1018ème jour de guerre en Ukraine. Bientôt trois saisons sportives. Dans les deux camps, la guerre n’a pas impacté le sport de la même manière. Côté ukrainien, le conflit a détruit les infrastructures sportives, il a empêché, entre autres, des matchs de Ligues des Champions de se jouer à domicile, et a envoyé des sportifs de haut niveau au front. Du côté de la Russie et de la Biélorussie, le sport s’est davantage résumé à des interdictions de participer aux compétitions internationales.


Les Jeux de l’Amitié pour concurrencer les Jeux Olympiques abandonnés

La bannière des athlètes individuels neutres des Jeux Olympiques avait permis à quinze Russes et dix-sept Biélorusses de se présenter à Paris. Pour un total de 6 breloques au compteur de la petite délégation non autorisée à figurer dans le classement des médailles. Qu’il semblait lointain le temps des JO de Tokyo où les Russes avaient glané 71 médailles dont quatre d’argent en sports collectifs qui leur étaient interdits cet été.

File:2024 BRICS Games opening ceremony 31.jpg - Wikimedia Commons
Cérémonie d’ouverture des Jeux des BRICS à Kazan le 12 juin 2024 (Source : Tatarstan.ru, CC BY 4.0 https://creativecommons.org/licenses/by/4.0, via Wikimedia Commons)

Afin de conserver un attrait sportif au niveau international, la Russie avait accueilli les Jeux des BRICS en juin à Kazan. Avec environ 5000 athlètes de 82 pays, ces Jeux des BRICS n’avaient pas séduit les plus grands sportifs de la planète. Pour faire encore plus fort, Vladimir Poutine annonçait en 2023 son ambition d’organiser des Jeux de l’Amitié en septembre 2024. Seulement un mois après les Jeux Olympiques de Paris, dans l’espoir vain de rivaliser avec le plus grand événement sportif au monde et de lui voler la vedette. Le projet semblait pourtant sérieusement préparé par l’association internationale de l’amitié. Une annonce passée inaperçue le 30 juillet dernier alors que les JO battait leur plein, l’avait reporté à une année ultérieure. Finalement, lundi 2 décembre, le Président Poutine a décrété que ces Jeux de l’Amitié ne verraient pas le jour.


L’équipe nationale de football et ses adversaires

Si certains sports individuels sont aussi touchés, les équipes nationales de sports collectifs sont les premières à pâtir de la situation. C’est notamment le cas de l’équipe nationale de football. Lorsque la guerre s’est déclenchée, la Russie avait toujours l’occasion de se qualifier pour la coupe du Monde 2022 via les barrages et un premier match contre la Pologne. Disqualifiée de cette compétition, « la Sbornaya » a également été interdite de prendre part à l’Euro 2024 et aux Ligues des Nations 2023 et 2025.

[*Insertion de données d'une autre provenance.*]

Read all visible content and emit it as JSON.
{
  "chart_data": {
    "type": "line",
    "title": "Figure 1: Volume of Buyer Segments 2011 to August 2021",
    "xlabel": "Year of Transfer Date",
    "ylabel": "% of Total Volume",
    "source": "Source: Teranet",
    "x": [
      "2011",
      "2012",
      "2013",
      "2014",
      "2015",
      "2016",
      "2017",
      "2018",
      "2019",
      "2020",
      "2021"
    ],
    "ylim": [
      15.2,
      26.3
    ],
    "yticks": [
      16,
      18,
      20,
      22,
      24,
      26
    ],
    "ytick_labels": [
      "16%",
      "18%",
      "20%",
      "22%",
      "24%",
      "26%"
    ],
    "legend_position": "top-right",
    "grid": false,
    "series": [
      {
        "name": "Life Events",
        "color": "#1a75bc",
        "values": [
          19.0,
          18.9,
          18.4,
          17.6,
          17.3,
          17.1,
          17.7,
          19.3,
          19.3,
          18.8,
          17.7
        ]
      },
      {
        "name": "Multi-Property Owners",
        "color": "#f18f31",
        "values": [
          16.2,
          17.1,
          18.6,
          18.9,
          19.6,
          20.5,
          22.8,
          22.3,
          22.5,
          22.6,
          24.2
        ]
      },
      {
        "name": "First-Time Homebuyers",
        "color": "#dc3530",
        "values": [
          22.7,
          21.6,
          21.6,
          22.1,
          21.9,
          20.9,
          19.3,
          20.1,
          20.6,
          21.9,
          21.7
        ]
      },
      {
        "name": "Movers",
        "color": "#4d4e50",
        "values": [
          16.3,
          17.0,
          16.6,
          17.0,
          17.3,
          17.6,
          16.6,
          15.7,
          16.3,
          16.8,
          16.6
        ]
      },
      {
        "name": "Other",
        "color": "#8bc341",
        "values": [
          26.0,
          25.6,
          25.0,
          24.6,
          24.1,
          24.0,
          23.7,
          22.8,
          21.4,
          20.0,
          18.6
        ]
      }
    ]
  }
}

Pour continuer à jouer, la sélection russe s’est tournée majoritairement vers des pays asiatiques. Par exemple, elle affrontait le Kirghizistan, le Tadjikistan et l’Ouzbékistan en 2022. Mais aussi l’Iran, le Qatar, l’Irak, le Vietnam et la Syrie. En octobre 2023, la Russie s’exportait hors Asie en jouant contre le Cameroun, le Kenya puis Cuba en novembre. Un point commun à toutes ces équipes nationales : elles représentent des pays alliés de la Russie soutenant plus ou moins ouvertement la guerre en Ukraine. Ce sont aussi des pays où la démocratie est largement compromise. Par exemple, l’Iran et le Tadjikistan se situait respectivement à la 155ème place et à la 157ème place du classement des pays par indice de démocratie en 2023. Pire, la Syrie, dernière équipe rencontrée par la Sbornaya le 19 novembre 2024, était classée dans les cinq pays les moins démocratiques du monde.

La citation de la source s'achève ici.